Prenatal screening (PNS) can be a very effective strategy for identifying individuals at risk of genetic disorders. In contrast to prenatal genetic tests, which are very expensive, require special set-ups and expertise, PNS can be of great help in reducing the burden of genetic disorders. During the past 10 years, several advanced PNS tests utilizing new platforms, with comparatively more sensitivity and specificity, have emerged. PNS tests for chromosomal aneuploidies, microdeletion syndromes, hemoglobinopathies, neural tube defects, etc., are available.
In reproductive medicine for the management of infertility and abnormal pregnancy outcomes, the role of genetic evaluation is of paramount importance, and presentation-specific genetic evaluation can be very cost-effective for catering to a wide group. Further, along with genetic factors, especially in repeated pregnancy losses, other common factors also need to be ruled out.
In India, unfortunately, very few medical geneticists and trained genetic counselors are available, and the ratio is significantly poor. To cope with the unmet need, the concept of tele-counseling was introduced for the underserved population. As we all know, the majority of genetic conditions are usually constitutional and lifelong, affecting the entire family, and unfortunately, for the majority of them, treatment options are very limited, prevention becomes very crucial. In India, various national programs for women and child health in the form of prenatal and newborn screening are currently initiated by the government for the prevention and management of genetic conditions. However, awareness among the stakeholders and the general population is lacking. The government has also initiated support for an institute driven programs for training medical faculty and health care professionals to increase awareness and strengthen their knowledge of genetics in the active management of patients.

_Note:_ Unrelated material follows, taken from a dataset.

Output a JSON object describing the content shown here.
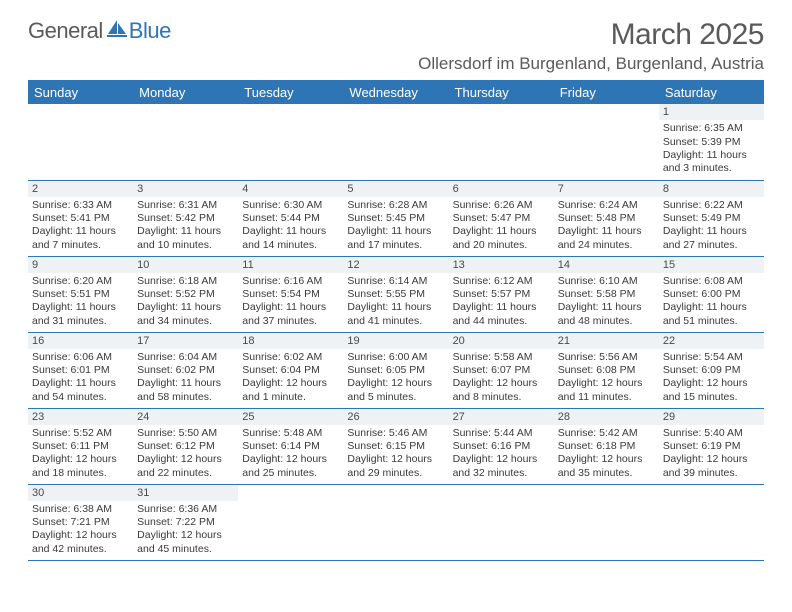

In conclusion, in today’s era of precision medicine, the importance of genetic testing is tremendously increasing. Genetic testing should be done only after appropriate genetic counseling by a trained genetic counselor or medical geneticist. Cost-effective diagnostic workflows for wider acceptance are much required. In developing countries like India, awareness activities to increase the genetic literacy among the healthcare providers are very important.
We appreciate the initiative taken by Dr. Sudha Rao, Editor-in-Chief, and her team from Wadia Journal of Women and Child Health in publishing this special issue on Clinical Genetics and thank her for giving us an opportunity to be Guest Editors. We also thank all the contributing authors whose articles are published in this special issue. We are fortunate to include an invited editorial from Dr. Mrudula Phadke, Former Vice Chancellor of Maharashtra University of Health Sciences, and sincerely thank her for contributing the same.